Lafayette College Theater will present John Guare’s The House of Blue Leaves 8 p.m. Sept. 27–30 at the Williams Center Black Box Theater. Tickets cost $6 and can be purchased by calling the box office at 610-330-5009. Seating is limited and latecomers will not be seated.
A brown bag preview will be presented noon, Sept. 25 at the Black Box Theater. The preview is free and lunch will be available for $3.
The play’s director,Michael O’Neill, associate professor of English and director of theater, expounds on choosing The House of Blue Leaves for the fall production.
“We always look for plays that will challenge our student actors and that will enhance their educational experience at Lafayette,” he says. “John Guare, the author of the play, has a substantial, although underrated, body of work. Like most of his plays, The House of Blue Leaves experiments with the clash of styles – in this case: comedy, farce, cabaret, and tragedy.”
Written in 1972, the play is set on Oct. 4, 1965 – the day Pope Paul VI arrived in New York City to address the United Nations and say Mass at Yankee Stadium.
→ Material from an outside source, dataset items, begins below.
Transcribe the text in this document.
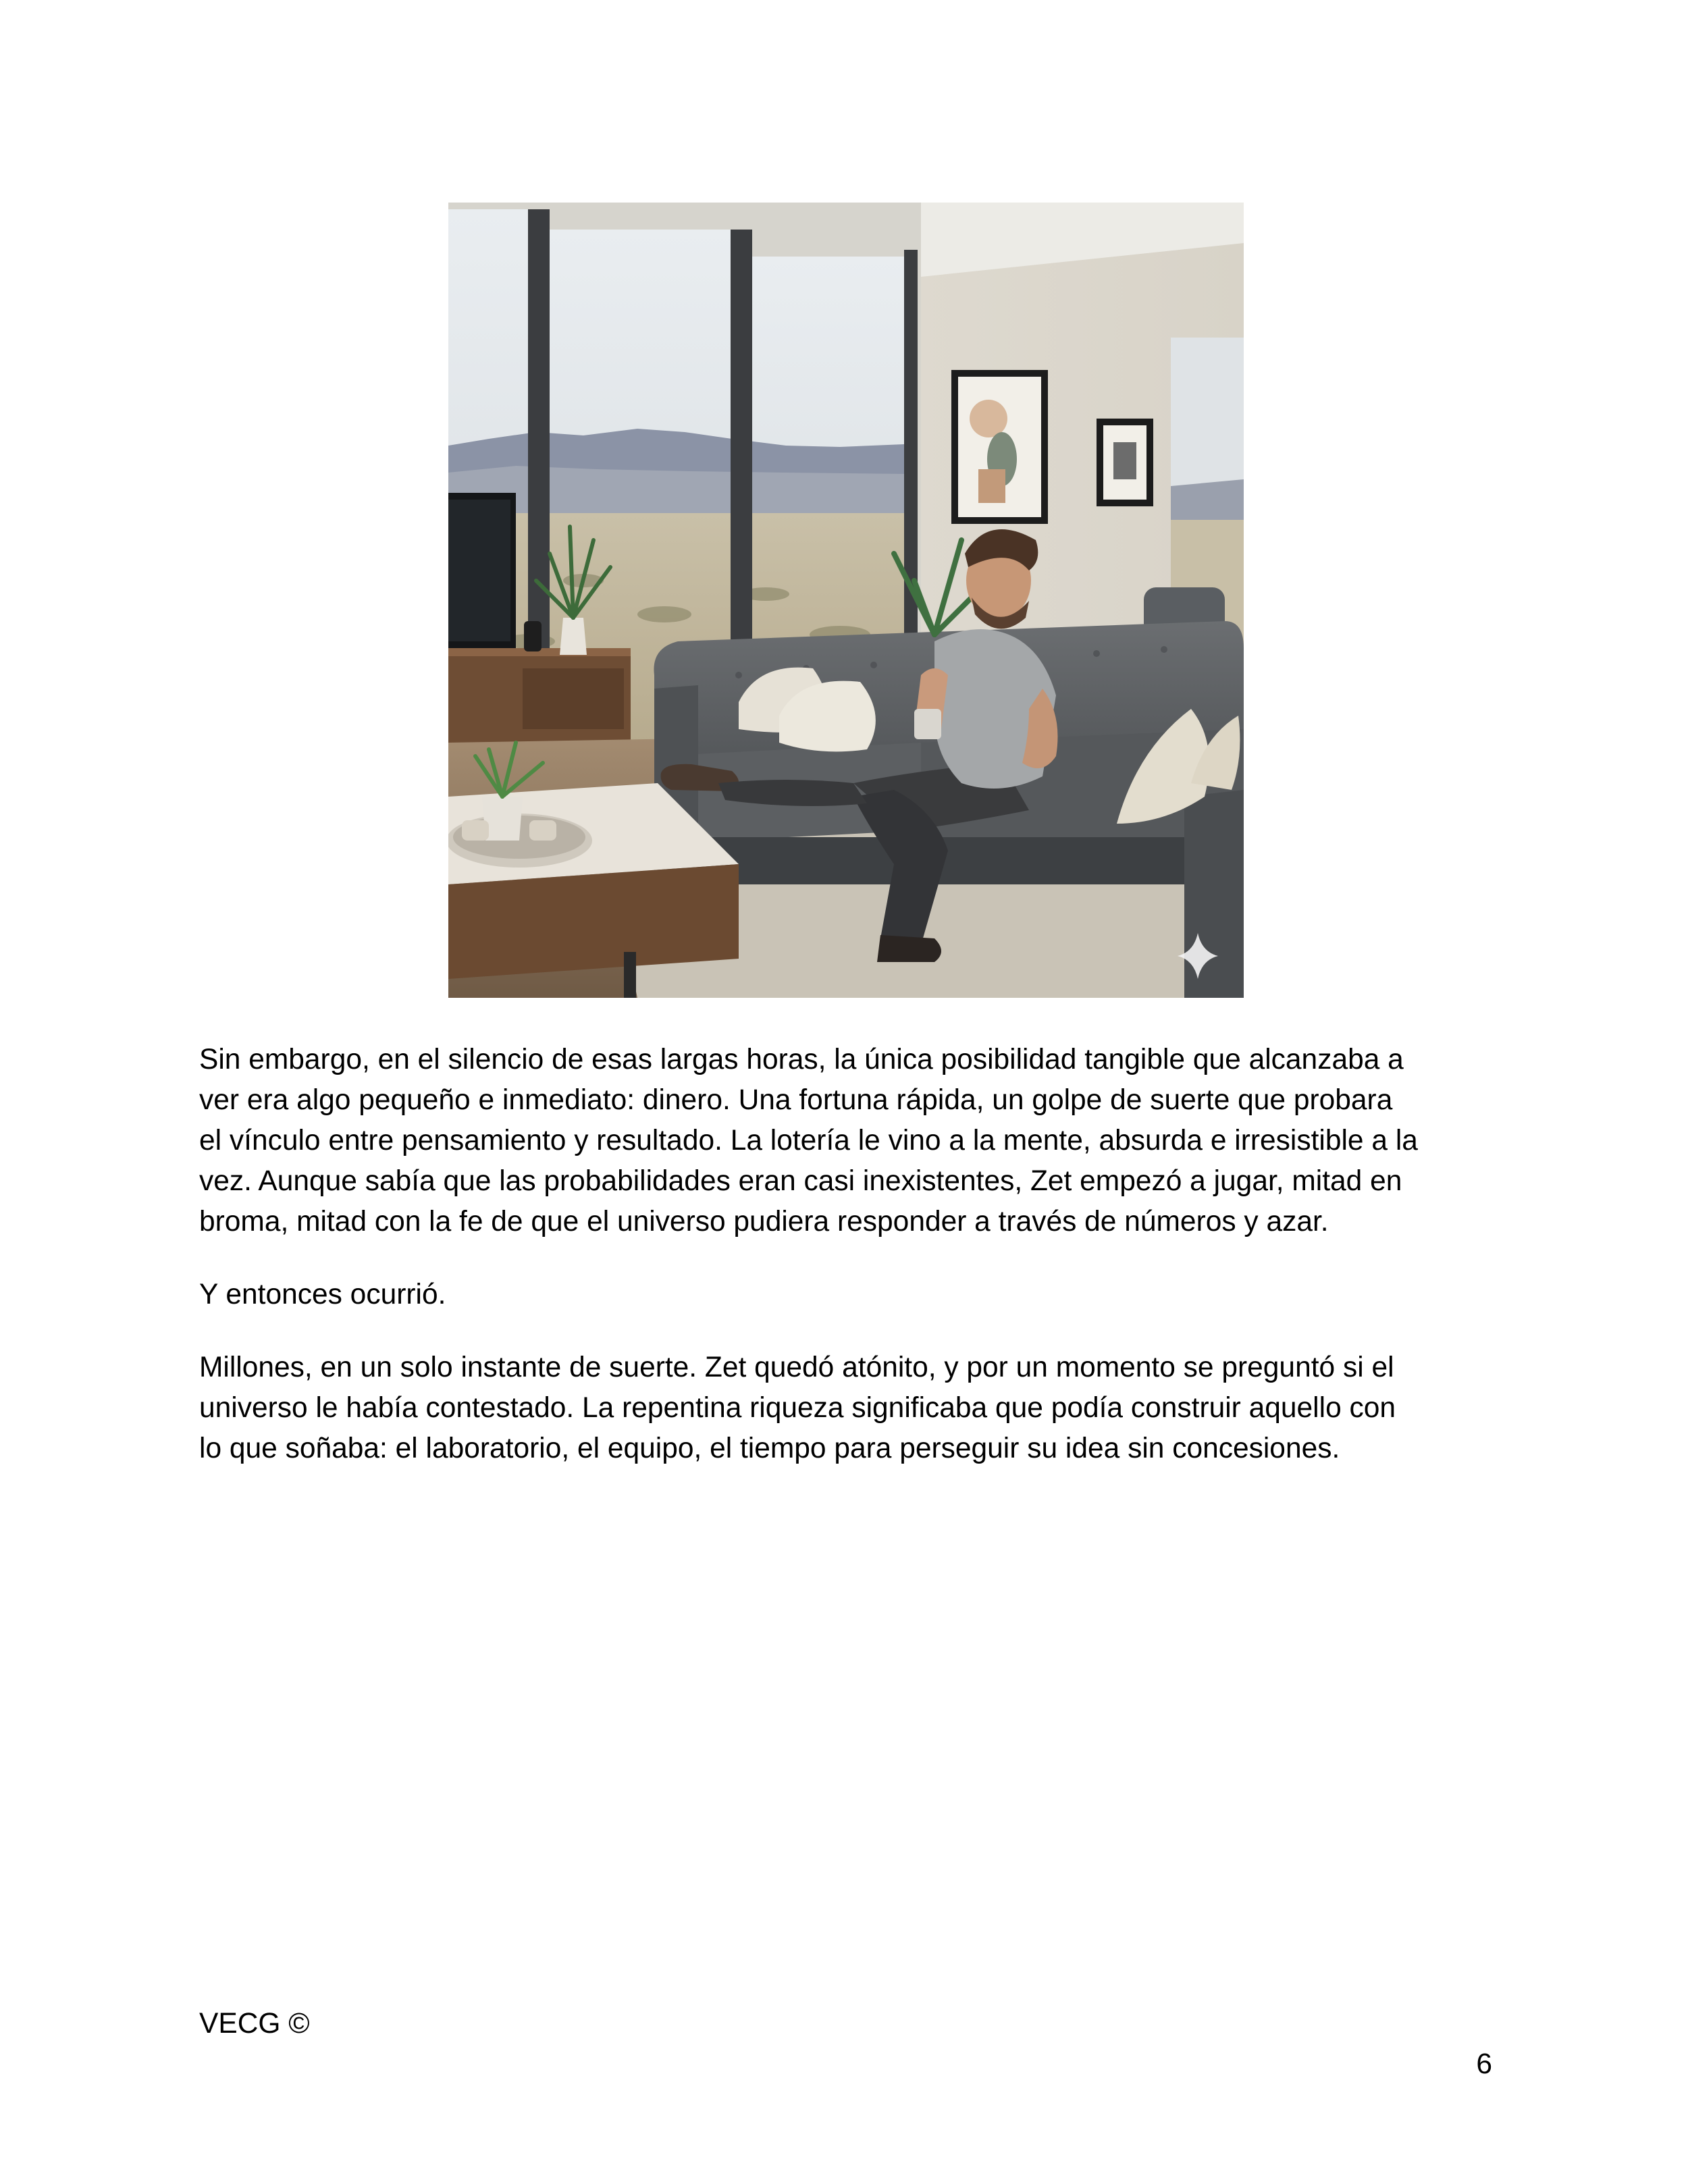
Sin embargo, en el silencio de esas largas horas, la única posibilidad tangible que alcanzaba a
ver era algo pequeño e inmediato: dinero. Una fortuna rápida, un golpe de suerte que probara
el vínculo entre pensamiento y resultado. La lotería le vino a la mente, absurda e irresistible a la
vez. Aunque sabía que las probabilidades eran casi inexistentes, Zet empezó a jugar, mitad en
broma, mitad con la fe de que el universo pudiera responder a través de números y azar.

Y entonces ocurrió.

Millones, en un solo instante de suerte. Zet quedó atónito, y por un momento se preguntó si el
universo le había contestado. La repentina riqueza significaba que podía construir aquello con
lo que soñaba: el laboratorio, el equipo, el tiempo para perseguir su idea sin concesiones.

VECG ©
6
It was the first time any pope had ever traveled outside of Europe; his agenda was to focus the world’s attention on ending the war in Vietnam. Despite this, the war continued until 1975.
O’Neill believes that the parallels between the madness of that war and the current occupation of Iraq are worth considering.
“I hope the audience laughs a lot and thinks even more. The students may find the play informative about an era – the 1960’s – a time for which they show great interest and curiosity. Their parents and grandparents will likely get a huge dose of nostalgia,” he says.
“The House of Blue Leaves is a play with layer upon layer of irony, and I’ve never before played a character with such depth,” says Kelly Hess ’08 (Prospect Park, N.J.), a psychology major. “Michael really is an actor’s director, always giving us choices and helping us find the character, rather than simply ordering what he wants out of us. Working with him has taught me to take chances and to see the different possibilities that are available, even if you have to search a little to find them. I will take these lessons with me, not only to my classes, but through my life.”
The cast and crew include Ross Burlingame ’09 (Lancaster, Pa.), an English major; Alexis Beveridge ’09 (Bethesda, Md.), a history and government & law major; Hess; Chris Jupitz ’08 (Grasonville, Md.), an economics and business major; Kiira Elizabeth Benzing ’07(Ridgewood, N.J.), an interdisciplinary French major; Jonathan Maier ’07 (Scranton, Pa.), a math major; Jayne Miller ’10; Adekemi Egunsola ’09 (Rabat, Morocco), a chemistry and math double major; Rachel Ports ’10; Charles Felix ’09 (Brooklyn, N.Y.), an engineering and English double major; Jared Kreiger ’09 (Fort Lauderdale, Fla.), a government and law major; and Jaqueline Greenlee ’10.